Active Record is used often within the Ruby on Rails framework, but by itself, it is a ruby gem that can be installed to use in our projects. Its purpose is to connect our Ruby models with tables in a database. Why would we want to use Active Record? Well, firstly, Active Record is an ORM, which essentially means there’s no language barrier when communicating with a database through our models. So, we can use Ruby to query our database as opposed to some version of SQL language for example. Active Record is translating for us, to save us a couple headaches and make our lives as developers much less complicated.
To reiterate, Active Record is the bridge linking our Ruby models and the rows in our database tables. Simply installing the gem gives us access to an entire new library of code to help us walk this bridge. Then we use class inheritance to give us access to this new library of methods, making our Ruby class a subclass of ActiveRecord::Base. Doing so, we can now use these new methods, like “.create” or “.find”, to query our database. We also no longer have need of Ruby’s attr_accessor method, as Active Record lets you set or get attributes merely once you’ve retrieved it.
When you’re working on a project with a backend, chances are you’ll need multiple models that are related to each other in various ways. Examples include belongs to, has many, has many through, etc. Active Record, again, makes our lives easier by helping with making these associations. First, writing migrations to create our database takes few lines of easy-to-understand code. When writing these migrations, depending on that model’s relationships, we may need to include another column for our table: a foreign key. It’s a simple concept, where we are denoting the relationship between our models. For example, a Bookshelf model may have many books, and a Book model, will belong to a Bookshelf. How can we know where our book belongs? A foreign key — in this case called a “shelf_id”, perhaps. To help us query our database to, say, get a Shelf’s books, or a Book’s shelf, we use these foreign keys together with Active Record macros.

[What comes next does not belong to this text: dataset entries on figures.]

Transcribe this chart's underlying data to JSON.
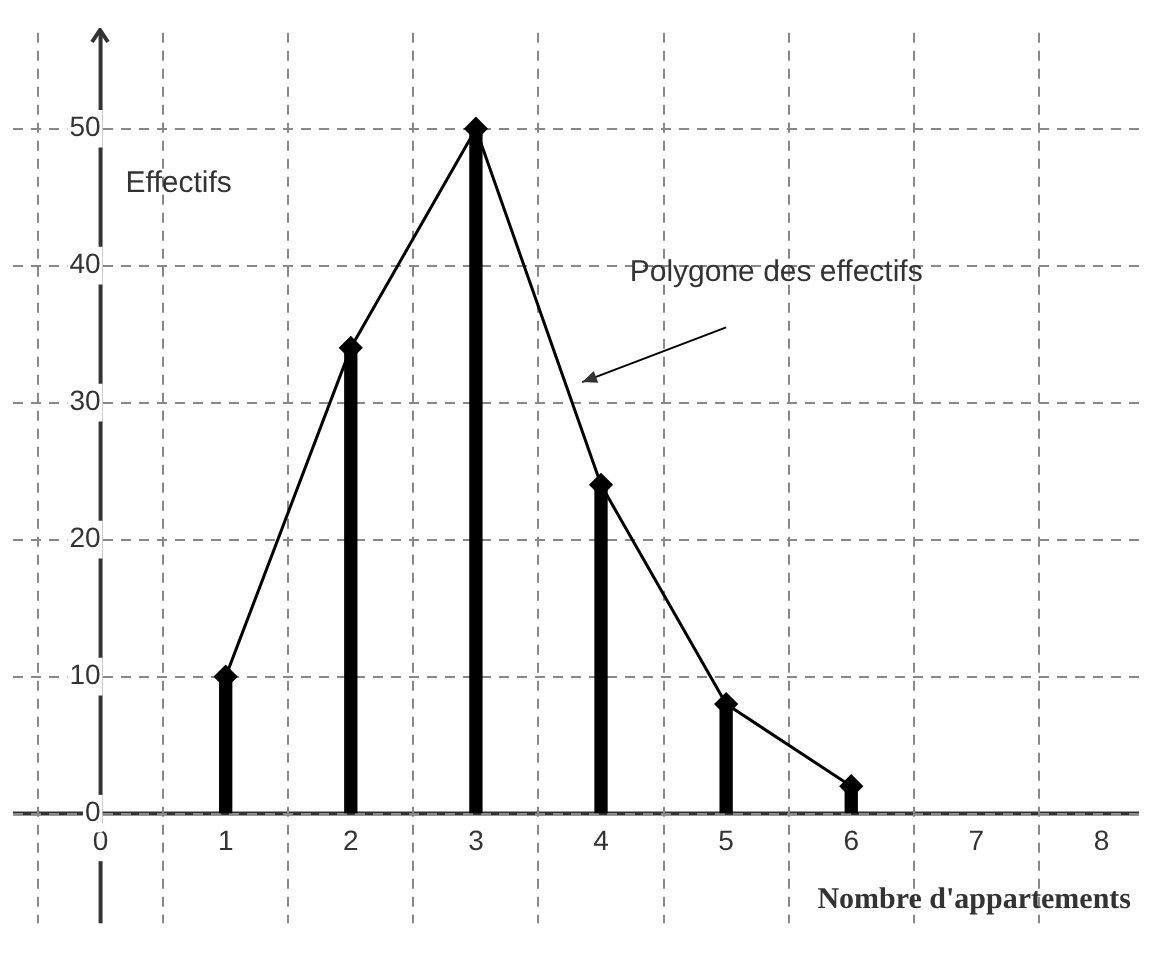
{
  "chart_data": {
    "type": "bar",
    "xlabel": "Nombre d'appartements",
    "ylabel": "Effectifs",
    "x": [
      1,
      2,
      3,
      4,
      5,
      6
    ],
    "series": [
      {
        "color": "#000000",
        "values": [
          10,
          34,
          50,
          24,
          8,
          2
        ]
      },
      {
        "type": "line",
        "name": "Polygone des effectifs",
        "color": "#000000",
        "values": [
          10,
          34,
          50,
          24,
          8,
          2
        ],
        "marker": "diamond",
        "line_style": "solid"
      }
    ],
    "xlim": [
      -0.7,
      8.3
    ],
    "ylim": [
      -8,
      57
    ],
    "xticks": [
      0,
      1,
      2,
      3,
      4,
      5,
      6,
      7,
      8
    ],
    "yticks": [
      0,
      10,
      20,
      30,
      40,
      50
    ],
    "grid": true,
    "legend": false
  }
}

In its essence, a macro is a method that writes some code for us. Much like Ruby has its attr_accessor macro, Active Record has its own for us to use to specify model relationships, giving us access to methods based on the relationship specified. In this example, our Bookshelf class is of course inheriting from ActiveRecord::Base, so we can now use these macro methods, and then all that’s needed is another simple line of code: has_many :books. Our Book class, then, is almost exactly the same besides the given macro: belongs_to :shelf. Our Shelf now knows it can have many books, and our Book class now knows the objects it produces will belong to a Shelf. These macros have now given us the ability to now associate our individual book and shelf objects with each other. If we added a new book object to our database and saved it under a variable, maybe ‘emma’, and a new shelf, ‘classics’, we can easily put emma on this shelf by saying: emma.shelf = classics. Simple as that. Because of our macro association methods, our emma book knows which shelf it belongs to (based on its shelf_id, which was given when we associated emma with classics), and vice versa. So saying “classics.books” would return our classics shelf object with all associated books, and “emma.shelf” would thusly return our classics shelf!
As should be evident by now, Active Record is very powerful. With very simple lines of code, we’ve created associations between our Ruby models and persisted those associations in our database. Active Record took our migrations and our macros and created a myriad of new methods for us to seamlessly communicate with our database to create, delete, edit, or simply show us whatever we’ve queried.